CO2-Grenzausgleichsmechanismus

Die EU-Kommission will dafür sorgen, dass vergleichsweise
klimaschädlich produzierte Produkte aus Drittstaaten in der EU
künftig keine Wettbewerbsvorteile mehr haben. Dazu soll für bestimmte
Produkte eine sogenannte CO2-Grenzabgabe eingeführt werden, die sich
danach richtet, wie viele Treibhausgase bei der Produktion der
Produkte entstehen. So könnte zum Beispiel Strom, Stahl oder
Aluminium aus Nicht-EU-Ländern mit weniger strengen
Klimaschutzauflagen deutlich teurer werden.

Mehr erneuerbare Energien

Derzeit gilt, dass der Anteil der erneuerbaren Energien spätestens im
Jahr 2030 einen Anteil von 32 Prozent erreichen soll.
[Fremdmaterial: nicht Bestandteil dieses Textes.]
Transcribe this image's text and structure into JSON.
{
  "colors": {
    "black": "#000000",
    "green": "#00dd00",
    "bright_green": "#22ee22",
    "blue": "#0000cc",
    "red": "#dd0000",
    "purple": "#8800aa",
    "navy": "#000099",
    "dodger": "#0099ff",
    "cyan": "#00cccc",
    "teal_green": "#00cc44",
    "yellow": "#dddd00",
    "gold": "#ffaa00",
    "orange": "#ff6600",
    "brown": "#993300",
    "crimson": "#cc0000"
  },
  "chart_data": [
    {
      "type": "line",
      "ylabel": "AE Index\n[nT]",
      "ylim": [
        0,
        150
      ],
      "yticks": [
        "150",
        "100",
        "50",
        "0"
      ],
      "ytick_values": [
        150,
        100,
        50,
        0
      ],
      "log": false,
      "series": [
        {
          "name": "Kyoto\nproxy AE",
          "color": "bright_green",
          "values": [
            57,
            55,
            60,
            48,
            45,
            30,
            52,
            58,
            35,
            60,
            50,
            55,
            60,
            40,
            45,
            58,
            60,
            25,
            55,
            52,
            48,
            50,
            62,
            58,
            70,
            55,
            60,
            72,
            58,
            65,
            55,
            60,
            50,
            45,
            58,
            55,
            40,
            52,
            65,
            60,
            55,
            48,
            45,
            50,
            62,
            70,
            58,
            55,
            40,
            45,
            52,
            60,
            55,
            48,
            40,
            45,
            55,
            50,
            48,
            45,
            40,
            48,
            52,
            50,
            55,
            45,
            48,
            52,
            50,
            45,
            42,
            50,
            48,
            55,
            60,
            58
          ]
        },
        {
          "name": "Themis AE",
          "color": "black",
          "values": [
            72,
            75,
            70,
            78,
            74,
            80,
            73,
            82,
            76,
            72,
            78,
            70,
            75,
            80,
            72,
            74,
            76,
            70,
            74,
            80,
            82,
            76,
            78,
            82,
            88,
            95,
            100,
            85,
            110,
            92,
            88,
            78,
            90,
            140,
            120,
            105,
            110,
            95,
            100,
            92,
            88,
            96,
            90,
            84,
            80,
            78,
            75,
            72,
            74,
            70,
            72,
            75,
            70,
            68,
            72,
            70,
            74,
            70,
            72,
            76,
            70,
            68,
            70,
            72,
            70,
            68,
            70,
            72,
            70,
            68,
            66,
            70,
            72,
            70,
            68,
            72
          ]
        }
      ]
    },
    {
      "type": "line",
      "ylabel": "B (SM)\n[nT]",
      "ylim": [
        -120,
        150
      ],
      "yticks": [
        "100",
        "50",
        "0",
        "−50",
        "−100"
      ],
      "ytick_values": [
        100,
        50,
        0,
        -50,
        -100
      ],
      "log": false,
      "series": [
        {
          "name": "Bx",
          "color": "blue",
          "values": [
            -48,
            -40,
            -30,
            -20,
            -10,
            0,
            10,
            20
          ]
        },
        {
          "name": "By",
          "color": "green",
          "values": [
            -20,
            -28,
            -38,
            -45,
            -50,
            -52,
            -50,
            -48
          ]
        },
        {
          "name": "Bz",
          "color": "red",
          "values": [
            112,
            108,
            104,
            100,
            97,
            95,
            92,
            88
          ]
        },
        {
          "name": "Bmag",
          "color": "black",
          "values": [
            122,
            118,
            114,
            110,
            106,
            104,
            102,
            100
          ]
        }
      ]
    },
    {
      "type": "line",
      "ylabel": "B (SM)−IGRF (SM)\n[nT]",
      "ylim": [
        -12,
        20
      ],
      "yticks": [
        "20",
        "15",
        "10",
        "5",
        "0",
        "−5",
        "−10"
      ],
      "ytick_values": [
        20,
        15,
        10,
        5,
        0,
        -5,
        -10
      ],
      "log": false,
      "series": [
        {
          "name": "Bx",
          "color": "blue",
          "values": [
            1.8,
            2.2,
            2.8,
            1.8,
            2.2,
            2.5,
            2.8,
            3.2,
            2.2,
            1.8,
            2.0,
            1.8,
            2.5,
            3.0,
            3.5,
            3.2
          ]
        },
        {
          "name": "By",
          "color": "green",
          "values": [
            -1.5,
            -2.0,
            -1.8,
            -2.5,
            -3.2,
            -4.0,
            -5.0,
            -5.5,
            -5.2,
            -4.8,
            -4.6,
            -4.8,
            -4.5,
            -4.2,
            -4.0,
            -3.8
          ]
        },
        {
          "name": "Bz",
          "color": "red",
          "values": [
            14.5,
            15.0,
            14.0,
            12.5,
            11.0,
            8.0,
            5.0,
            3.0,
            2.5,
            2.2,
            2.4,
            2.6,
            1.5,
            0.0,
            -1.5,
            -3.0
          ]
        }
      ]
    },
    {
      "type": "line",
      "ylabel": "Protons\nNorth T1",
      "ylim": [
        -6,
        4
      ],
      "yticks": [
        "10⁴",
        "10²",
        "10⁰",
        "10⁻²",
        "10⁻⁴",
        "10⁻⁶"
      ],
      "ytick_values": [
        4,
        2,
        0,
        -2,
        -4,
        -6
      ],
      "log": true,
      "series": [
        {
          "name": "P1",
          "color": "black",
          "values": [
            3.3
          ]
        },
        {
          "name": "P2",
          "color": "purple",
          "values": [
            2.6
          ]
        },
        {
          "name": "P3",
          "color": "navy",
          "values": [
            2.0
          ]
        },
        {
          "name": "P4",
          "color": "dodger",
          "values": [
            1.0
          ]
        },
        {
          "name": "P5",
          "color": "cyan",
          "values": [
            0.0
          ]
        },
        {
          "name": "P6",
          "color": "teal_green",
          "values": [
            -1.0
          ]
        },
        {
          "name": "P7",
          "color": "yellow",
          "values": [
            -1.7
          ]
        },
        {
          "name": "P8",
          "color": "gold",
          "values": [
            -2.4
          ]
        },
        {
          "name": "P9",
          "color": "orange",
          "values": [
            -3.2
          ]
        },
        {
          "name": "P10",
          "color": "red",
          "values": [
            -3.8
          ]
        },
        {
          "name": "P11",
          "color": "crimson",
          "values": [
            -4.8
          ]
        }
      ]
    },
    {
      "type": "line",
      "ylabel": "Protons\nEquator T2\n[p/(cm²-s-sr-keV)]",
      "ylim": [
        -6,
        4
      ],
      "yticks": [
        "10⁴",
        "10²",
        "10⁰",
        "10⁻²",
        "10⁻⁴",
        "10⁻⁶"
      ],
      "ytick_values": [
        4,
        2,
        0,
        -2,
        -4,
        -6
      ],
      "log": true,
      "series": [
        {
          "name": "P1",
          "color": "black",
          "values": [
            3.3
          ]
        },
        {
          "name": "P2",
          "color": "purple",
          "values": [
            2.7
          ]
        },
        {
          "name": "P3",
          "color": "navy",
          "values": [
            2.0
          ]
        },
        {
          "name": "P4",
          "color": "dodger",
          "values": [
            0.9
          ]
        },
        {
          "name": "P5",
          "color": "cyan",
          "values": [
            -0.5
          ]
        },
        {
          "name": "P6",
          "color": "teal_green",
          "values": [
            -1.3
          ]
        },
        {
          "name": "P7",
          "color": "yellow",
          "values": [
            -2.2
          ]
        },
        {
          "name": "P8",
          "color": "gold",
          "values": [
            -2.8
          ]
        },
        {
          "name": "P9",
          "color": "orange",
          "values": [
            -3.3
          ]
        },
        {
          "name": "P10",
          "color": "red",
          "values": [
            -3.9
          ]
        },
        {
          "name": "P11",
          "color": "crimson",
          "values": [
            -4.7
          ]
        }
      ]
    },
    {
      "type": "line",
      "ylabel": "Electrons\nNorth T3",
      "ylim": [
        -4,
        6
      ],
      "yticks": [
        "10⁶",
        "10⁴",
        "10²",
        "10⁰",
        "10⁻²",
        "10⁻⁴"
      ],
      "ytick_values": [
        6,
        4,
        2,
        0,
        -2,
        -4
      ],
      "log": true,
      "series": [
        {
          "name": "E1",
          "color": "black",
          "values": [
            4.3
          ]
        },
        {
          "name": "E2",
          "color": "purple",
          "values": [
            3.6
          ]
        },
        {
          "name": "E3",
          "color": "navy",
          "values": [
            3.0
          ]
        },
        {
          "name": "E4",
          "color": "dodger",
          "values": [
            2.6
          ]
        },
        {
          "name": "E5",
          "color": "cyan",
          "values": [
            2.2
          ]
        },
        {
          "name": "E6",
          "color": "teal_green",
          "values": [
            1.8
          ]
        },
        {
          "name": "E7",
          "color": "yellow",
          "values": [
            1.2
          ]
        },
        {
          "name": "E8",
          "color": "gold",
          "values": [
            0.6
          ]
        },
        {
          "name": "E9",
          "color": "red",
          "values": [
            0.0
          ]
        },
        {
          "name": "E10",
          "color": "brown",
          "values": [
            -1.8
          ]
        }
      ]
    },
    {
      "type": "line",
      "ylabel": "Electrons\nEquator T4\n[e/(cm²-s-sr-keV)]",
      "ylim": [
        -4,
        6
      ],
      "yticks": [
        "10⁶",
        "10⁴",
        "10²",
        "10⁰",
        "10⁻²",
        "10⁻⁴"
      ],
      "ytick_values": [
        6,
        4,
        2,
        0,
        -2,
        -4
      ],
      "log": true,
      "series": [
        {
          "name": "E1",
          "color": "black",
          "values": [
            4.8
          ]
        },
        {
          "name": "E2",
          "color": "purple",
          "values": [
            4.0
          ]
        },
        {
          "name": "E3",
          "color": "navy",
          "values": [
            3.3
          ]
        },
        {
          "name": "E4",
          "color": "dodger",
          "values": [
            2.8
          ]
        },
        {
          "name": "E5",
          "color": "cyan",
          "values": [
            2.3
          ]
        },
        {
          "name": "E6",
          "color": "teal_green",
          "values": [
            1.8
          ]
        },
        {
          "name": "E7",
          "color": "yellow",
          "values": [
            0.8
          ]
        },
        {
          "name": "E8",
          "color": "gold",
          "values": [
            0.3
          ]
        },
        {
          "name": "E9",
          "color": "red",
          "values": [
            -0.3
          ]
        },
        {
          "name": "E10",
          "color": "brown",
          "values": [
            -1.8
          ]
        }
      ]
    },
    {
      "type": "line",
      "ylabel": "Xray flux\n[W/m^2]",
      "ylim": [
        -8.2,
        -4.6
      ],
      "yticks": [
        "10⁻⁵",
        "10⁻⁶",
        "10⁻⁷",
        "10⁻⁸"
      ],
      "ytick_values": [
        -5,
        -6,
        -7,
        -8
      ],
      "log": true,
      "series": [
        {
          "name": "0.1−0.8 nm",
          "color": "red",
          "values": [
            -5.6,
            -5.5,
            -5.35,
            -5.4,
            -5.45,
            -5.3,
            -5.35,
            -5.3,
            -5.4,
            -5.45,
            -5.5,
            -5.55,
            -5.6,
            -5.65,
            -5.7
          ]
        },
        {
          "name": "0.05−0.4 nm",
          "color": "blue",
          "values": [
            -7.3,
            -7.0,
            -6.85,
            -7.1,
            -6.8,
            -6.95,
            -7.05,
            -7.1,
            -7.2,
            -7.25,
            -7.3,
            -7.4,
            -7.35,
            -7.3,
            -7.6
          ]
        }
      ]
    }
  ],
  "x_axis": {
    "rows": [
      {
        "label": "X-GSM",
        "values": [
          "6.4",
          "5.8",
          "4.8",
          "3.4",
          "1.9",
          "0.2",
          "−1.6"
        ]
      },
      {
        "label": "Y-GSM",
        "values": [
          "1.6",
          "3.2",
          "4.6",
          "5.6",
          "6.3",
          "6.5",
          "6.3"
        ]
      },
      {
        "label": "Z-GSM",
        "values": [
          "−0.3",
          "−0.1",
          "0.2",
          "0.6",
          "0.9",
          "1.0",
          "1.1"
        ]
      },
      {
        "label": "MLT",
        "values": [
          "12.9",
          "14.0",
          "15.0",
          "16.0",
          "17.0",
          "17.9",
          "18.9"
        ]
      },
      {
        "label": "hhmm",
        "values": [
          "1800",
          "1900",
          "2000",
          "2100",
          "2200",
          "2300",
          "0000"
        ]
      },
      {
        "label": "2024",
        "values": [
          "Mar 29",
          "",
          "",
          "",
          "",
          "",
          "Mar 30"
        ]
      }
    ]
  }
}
Diese EU-weite
verbindliche Zielvorgabe soll auf 40 Prozent angehoben werden.

Der Klima-Sozialfonds

Über einen Klima-Sozialfonds sollen Bürgerinnen und Bürgern Geld fü
r
Investitionen in Energieeffizienz, neue Heiz- und Kühlsysteme und
sauberere Mobilität erhalten können. Gefüllt werden würde er unter

anderem über die Einnahmen aus dem geplanten Emissionshandel für
Brenn- bzw. Treibstoffe im Gebäudesektor und Straßenverkehr. Wenn
sich die EU-Staaten auch beteiligen, könnten laut
Kommissionsberechnungen mehr als 144 Milliarden Euro mobilisiert
werden.

Wie es weitergeht

Nun fangen die eigentlichen Verhandlungen an, vor allem zwischen den
Mitgliedstaaten im Rat der EU und dem Europäischen Parlament - beide
Gremien müssen den Plänen letztlich zustimmen. Wie lange die
Gespräche dauern, ist unklar. Grundsätzlich ist aber Eile geboten, um
Industrie und Verbrauchern möglichst viel Zeit für die Umstellungen
und notwendigen Einsparungen zu geben.